Bertie Hubbard, February 5, 2018 4 min read

This article was originally posted on the Tech City UK website.

This a guest post from Bertie Hubbard, CEO of MyTutor, an Upscale 3.0 company

At MyTutor, we’ve gone from a team of one (a father who built a platform from his bedroom to support his daughters’ studies) to a team of 20+ in a shared office in Shoreditch, with plans to expand again in the next few months as we gear up for our second institutional fundraising round.

There are elements of startup culture that are both wildly different from the corporate banking world that I came from and yet completely necessary in order to make the business work (fast iteration cycles, lightweight process, collaborative problem-solving etc.).

Some startup working styles are inevitably compromised as a company grows and begins to embed process; evolution after all demands change. But what can remain constant is a vision and a set of values – and both of these ensure a company’s culture stays essentially the same.

Here are 5 values we intend to hang on to as we scale and how I think we’ll manage it:

Energy

The working culture at MyTutor is dynamic because the team are energetic, intelligent and engaged. This is partially self-fulfilling because the positive social impact of our product attracts people who are emotionally invested in making the company thrive. We support this with a careful, team-centric hiring strategy. We’ve turned down candidates on the basis of poor cultural fit. We’ll always keep team-fit and motivation a priority, whether it’s our 4th hire or 104th.

A birthday party for a very important member of the team, NED (our database)

Immediate feedback

Since, like many startups, we don’t have a complex HR function – we needed to take a different approach to feedback. We’ve developed an internal culture of immediate feedback. It was born out of a session at one of our summer away-days, with suggestions from friends who’d been through McKinsey’s training programme and we’ve never looked back. Our team sets up regular feedback sessions with other members of the company (often those they work most closely with) but we also encourage immediate feedback where it’s appropriate, as we’ve found it’s often most effective when applied in context. With a larger team, it’s likely that more formal HR processes will be required but we intend to keep situational feedback as spontaneous as possible.
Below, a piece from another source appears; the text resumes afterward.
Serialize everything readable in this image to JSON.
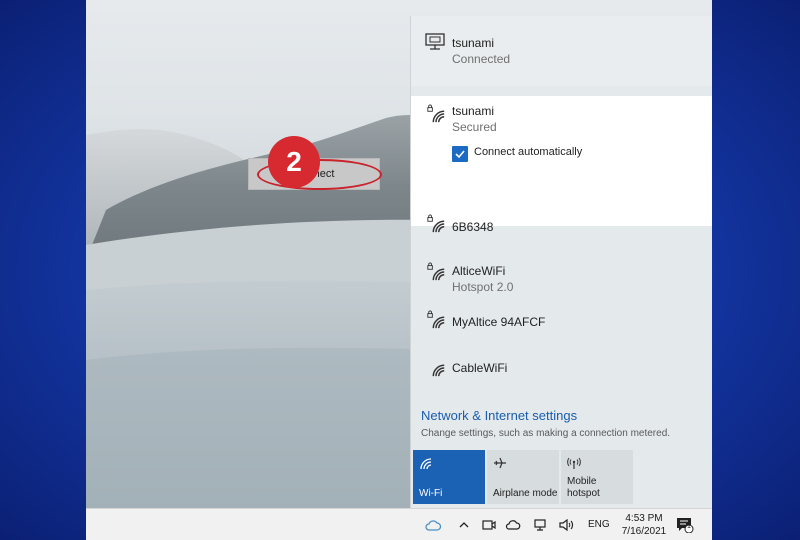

Enjoying dinner at our 2017 summer away-day at a farm in Kent

Knowledge sharing

Because we need to grow fast in order to meet our targets, we iterate quickly. We work cross-functionally on a per-project basis to get things done as efficiently as possible. This means that we’re all constantly learning from other parts of the company, which in turn makes us all stronger business people. All our department meetings are open-invitation and we have bring-a-burrito training sessions during Friday lunchtimes where a member of the team might teach some photoshop, SEO hacks, excel formulas or keyboard shortcuts. While cross-functional teams may become more defined as we grow, they’ll never be rigid and the capacity for learning from other teams and the wider startup network will only ever be encouraged.
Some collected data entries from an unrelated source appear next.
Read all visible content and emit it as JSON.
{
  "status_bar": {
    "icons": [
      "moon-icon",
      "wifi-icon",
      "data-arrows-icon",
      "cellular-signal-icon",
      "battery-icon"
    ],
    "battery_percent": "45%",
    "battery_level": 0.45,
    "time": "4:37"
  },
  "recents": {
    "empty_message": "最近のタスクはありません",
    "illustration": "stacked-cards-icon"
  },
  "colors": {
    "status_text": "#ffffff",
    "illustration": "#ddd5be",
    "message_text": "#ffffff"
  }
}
A typical Friday burrito announcement

Proactivity

Unlike a bank where solutions might live in someone else’s court, everyone at MyTutor has the ability to affect product changes. Because everyone is close to the purpose of the company, creativity comes from all quarters – and we like to keep channels open for any idea to pass into development quickly, once it’s been validated. As we grow, it’ll be a case of keeping the team invested in what we’re achieving, so that everyone remains personally motivated to see the best changes go through, regardless of whether an idea has come from one of our undergrads (affectionately known as ‘the ninjas’) or from Robert (literally our founding father).

Some of the team in our new offices off the Old Street roundabout

Customer-obsession

Because our online model is challenging more established players in an existing category, we live and breathe feedback and language from our customers (and potential customers!) so that we remain outward-facing and practical in our problem solving. An obvious example of this in practice is our ‘crown rota’ (thus called because the person on duty has a fetching crown and cape to wear for their shift). Everyone at MyTutor has a regular slot answering inbound calls and we’re all trained on basic technical support. This develops familiarity with our platform as well as qualitative customer insights. Even if this changes to an introductory rotation as we scale, I don’t see this coming off the agenda. The thing everyone in the business has in common is our customers, and that’s how it should be.